Some microorganisms, such as tuberculosis bacteria, survive best inside a cell. Because these organisms must enter a cell to live, they have no particular defenses against being ingested. While being ingested, these organisms are sequestered within the cell in a protective structure called a vesicle or vacuole. The vesicles can fuse with other vesicles inside the cytoplasm, such as vesicles that assemble and package class II major histocompatibility complex molecules.
As these vesicles fuse, the major histocompatibility complex picks up some of the fragments of the bacteria. When the major histocompatibility complex is shuttled to the cell surface, it contains these foreign fragments. Major histocompatibility complex molecules are recognized by T lymphocytes, which respond to the antigen fragment by releasing cytokines. The cytokines activate macrophages. This activation results in the production of new chemicals within the cell. These chemicals now allow the macrophage to kill organisms inside the cell.
Some cytokines promote the production of antibodies. Antibodies are helpful in the defense against organisms outside the cell; however, they are ineffective against infections inside it.
Viruses are an example of another organism that must enter a cell in order to survive. However, viruses are processed not in vesicles but in special structures called proteosomes. Proteosomes break the virus into fragments that are transported to another structure within the cell, called the rough endoplasmic reticulum--the cell's factory for making proteins. Class I major histocompatibility complex molecules are also assembled within the rough endoplasmic reticulum. As the class I major histocompatibility complex molecules are assembled, they pick up virus fragments and take them along when they are shuttled to the cell surface.
Certain T lymphocytes recognize the class I molecules, which now contain the virus fragments, and bind to them. When the connection is completed, a signal sent through the cell membrane triggers the activation of antigen-specific T lymphocytes, most of which evolve into killer T cells. Unlike natural killer cells, however, killer T cells kill only the cells infected with the particular virus that stimulated their activation. For example, killer T cells help fight the influenza virus. The reason why most people need 7 to 10 days to recover from influenza is because that is how much time is needed to generate killer T cells that are specifically designed to fight the influenza virus.
Sometimes the immune system malfunctions, misinterprets the body's tissues as foreign, and attacks them, resulting in an autoimmune reaction. Autoimmune reactions can be triggered in several ways:
- A substance in the body that is normally strictly contained in a specific area (and thus is hidden from the immune system) is released into the general circulation. For example, the fluid in the eyeball is normally contained within the eyeball's chambers. If a blow to the eye releases this fluid into the bloodstream, the immune system may react against it.
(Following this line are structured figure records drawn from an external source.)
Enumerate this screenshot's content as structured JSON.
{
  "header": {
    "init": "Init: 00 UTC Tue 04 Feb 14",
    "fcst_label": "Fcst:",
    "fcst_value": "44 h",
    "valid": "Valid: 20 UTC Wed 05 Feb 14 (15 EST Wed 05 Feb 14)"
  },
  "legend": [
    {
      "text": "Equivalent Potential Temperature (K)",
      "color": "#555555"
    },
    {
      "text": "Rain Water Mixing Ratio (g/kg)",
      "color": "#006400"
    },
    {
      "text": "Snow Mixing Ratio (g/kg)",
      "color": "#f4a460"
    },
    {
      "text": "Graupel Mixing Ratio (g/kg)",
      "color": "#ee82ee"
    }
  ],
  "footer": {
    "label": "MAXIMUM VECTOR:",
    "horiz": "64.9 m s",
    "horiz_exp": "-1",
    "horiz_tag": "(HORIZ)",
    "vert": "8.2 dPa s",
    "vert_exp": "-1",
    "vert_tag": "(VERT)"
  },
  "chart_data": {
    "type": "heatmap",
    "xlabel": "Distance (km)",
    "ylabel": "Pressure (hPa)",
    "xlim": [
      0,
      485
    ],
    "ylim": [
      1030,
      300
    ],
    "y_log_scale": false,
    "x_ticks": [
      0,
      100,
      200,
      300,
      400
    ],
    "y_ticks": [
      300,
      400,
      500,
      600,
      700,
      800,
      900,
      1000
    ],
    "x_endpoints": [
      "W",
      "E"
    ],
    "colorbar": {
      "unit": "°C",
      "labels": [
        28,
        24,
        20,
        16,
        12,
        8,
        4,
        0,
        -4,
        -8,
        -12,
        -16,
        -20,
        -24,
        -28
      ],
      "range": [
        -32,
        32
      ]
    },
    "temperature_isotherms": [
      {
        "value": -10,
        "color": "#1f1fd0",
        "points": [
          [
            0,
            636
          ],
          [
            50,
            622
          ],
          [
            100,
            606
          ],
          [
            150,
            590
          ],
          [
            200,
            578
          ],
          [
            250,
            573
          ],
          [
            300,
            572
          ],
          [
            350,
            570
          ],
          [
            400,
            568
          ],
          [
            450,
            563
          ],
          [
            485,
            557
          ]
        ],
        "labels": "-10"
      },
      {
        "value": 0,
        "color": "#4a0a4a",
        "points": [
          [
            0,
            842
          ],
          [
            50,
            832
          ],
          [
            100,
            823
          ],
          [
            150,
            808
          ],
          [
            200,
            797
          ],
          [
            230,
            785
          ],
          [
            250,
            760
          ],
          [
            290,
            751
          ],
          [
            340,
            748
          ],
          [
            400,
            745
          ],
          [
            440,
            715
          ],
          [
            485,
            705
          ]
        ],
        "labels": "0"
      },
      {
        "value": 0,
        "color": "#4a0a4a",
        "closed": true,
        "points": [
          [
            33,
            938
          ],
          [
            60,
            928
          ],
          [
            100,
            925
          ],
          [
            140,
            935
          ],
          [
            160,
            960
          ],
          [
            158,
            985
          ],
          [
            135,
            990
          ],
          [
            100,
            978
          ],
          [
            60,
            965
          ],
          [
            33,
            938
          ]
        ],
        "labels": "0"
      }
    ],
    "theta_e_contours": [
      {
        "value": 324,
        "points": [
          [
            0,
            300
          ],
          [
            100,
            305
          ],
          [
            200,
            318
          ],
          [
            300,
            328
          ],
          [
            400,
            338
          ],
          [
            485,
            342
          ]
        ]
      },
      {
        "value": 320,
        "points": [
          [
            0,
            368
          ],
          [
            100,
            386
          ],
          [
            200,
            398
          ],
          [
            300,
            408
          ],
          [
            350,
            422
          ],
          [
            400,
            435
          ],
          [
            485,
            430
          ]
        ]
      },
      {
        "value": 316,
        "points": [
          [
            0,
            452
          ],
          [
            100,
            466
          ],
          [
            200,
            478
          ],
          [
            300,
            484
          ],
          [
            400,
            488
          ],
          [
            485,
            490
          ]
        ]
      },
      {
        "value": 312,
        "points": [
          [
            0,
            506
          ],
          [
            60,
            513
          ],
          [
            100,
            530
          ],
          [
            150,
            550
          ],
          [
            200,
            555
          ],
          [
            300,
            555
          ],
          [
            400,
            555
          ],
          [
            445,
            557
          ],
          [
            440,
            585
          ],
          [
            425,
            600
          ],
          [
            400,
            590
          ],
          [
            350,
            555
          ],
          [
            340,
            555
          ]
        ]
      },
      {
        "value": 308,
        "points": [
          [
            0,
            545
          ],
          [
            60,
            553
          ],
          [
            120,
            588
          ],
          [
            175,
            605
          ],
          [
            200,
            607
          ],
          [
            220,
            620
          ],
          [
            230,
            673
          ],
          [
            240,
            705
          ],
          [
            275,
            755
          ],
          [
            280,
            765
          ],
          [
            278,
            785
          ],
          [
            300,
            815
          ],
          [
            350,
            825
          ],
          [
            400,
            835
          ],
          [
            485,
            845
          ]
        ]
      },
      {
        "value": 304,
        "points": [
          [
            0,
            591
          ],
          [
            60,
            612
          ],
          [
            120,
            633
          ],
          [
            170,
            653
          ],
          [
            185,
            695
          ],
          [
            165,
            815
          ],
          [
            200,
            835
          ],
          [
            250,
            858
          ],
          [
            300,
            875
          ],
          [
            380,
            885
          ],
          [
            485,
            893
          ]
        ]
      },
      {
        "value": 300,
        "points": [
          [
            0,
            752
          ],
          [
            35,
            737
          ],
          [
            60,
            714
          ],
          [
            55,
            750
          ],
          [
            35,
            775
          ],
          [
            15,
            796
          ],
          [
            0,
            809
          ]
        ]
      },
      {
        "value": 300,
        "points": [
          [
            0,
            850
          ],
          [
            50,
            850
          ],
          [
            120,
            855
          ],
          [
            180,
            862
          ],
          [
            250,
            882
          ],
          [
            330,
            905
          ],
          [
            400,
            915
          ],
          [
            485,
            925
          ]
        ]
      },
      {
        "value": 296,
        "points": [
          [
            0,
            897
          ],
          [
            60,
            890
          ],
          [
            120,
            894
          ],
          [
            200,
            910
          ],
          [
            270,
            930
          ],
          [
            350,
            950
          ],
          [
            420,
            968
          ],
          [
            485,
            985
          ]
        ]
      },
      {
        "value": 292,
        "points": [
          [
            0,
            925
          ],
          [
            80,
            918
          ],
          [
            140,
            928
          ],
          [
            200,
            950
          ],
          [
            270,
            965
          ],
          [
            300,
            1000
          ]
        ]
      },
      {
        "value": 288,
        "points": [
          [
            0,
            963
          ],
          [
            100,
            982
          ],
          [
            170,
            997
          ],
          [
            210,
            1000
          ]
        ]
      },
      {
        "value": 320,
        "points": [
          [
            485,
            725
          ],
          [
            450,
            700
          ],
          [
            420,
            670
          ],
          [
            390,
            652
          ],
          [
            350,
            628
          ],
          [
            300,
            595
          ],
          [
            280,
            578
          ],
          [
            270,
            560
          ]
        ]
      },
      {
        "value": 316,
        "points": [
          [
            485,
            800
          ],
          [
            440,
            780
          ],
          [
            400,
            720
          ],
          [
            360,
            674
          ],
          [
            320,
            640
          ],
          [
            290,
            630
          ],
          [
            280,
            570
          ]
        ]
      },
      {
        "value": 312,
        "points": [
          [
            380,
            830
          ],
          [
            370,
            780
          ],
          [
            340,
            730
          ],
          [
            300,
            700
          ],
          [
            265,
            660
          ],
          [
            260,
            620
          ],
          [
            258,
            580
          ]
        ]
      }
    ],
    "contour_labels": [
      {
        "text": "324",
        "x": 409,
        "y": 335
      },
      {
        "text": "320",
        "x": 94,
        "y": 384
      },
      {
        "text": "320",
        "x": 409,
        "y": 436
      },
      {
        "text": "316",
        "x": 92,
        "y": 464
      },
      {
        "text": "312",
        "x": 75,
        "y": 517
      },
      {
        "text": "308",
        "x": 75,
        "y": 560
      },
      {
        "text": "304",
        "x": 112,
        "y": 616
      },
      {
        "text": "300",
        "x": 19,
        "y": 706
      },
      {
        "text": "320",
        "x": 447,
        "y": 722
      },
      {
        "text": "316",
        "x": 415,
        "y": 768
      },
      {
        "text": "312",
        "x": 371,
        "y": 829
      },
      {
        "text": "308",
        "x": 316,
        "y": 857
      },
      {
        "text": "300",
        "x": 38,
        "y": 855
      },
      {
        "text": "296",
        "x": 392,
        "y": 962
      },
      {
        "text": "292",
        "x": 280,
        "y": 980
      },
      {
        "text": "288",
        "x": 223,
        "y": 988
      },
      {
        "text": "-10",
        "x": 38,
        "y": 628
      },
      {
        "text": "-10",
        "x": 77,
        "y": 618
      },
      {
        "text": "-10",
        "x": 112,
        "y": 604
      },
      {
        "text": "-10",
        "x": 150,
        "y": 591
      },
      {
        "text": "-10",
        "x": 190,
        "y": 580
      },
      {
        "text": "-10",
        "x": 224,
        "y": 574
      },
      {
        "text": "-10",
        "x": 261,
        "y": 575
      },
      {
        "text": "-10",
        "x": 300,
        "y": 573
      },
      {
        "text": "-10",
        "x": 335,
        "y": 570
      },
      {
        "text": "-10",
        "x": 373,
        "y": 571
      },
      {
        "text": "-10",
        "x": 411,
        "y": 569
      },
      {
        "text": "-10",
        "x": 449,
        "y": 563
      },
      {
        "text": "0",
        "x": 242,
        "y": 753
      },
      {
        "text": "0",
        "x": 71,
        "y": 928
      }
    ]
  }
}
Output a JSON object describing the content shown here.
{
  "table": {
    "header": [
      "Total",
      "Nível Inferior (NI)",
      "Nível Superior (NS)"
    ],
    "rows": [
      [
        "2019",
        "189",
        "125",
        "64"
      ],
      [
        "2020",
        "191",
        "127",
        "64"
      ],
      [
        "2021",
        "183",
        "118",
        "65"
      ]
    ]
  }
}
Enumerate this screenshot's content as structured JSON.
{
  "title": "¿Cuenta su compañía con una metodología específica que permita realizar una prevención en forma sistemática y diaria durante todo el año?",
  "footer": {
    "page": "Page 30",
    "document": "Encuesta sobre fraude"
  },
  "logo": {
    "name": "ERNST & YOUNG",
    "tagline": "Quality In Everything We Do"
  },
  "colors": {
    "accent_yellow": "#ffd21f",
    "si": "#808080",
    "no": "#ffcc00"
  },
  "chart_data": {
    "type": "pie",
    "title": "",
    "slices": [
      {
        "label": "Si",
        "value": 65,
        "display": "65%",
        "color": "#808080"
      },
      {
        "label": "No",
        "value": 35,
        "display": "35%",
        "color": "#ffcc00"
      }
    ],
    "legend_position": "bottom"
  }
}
- A normal body substance is altered. For example, viruses, drugs, sunlight, or radiation may change a protein's structure in a way that makes it seem foreign.
- The immune system responds to a foreign substance that is similar in appearance to a natural body substance and inadvertently targets the body substance as well as the foreign substance.
- Something malfunctions in the cells that control antibody production. For example, cancerous B lymphocytes may produce abnormal antibodies that attack red blood cells.
The results of an autoimmune reaction vary. Fever is common. Various tissues may be destroyed, such as blood vessels, cartilage, and skin. Virtually any organ can be attacked by the immune system, including the kidneys, lungs, heart, and brain. The resulting inflammation and tissue damage can cause kidney failure, breathing problems, abnormal heart function, pain, deformity, delirium, and death.
A large number of disorders almost certainly have an autoimmune cause, including lupus (systemic lupus erythematosus), myasthenia gravis, Graves' disease, Hashimoto's thyroiditis, pemphigus, rheumatoid arthritis, scleroderma, Sjögren's syndrome, and pernicious anemia.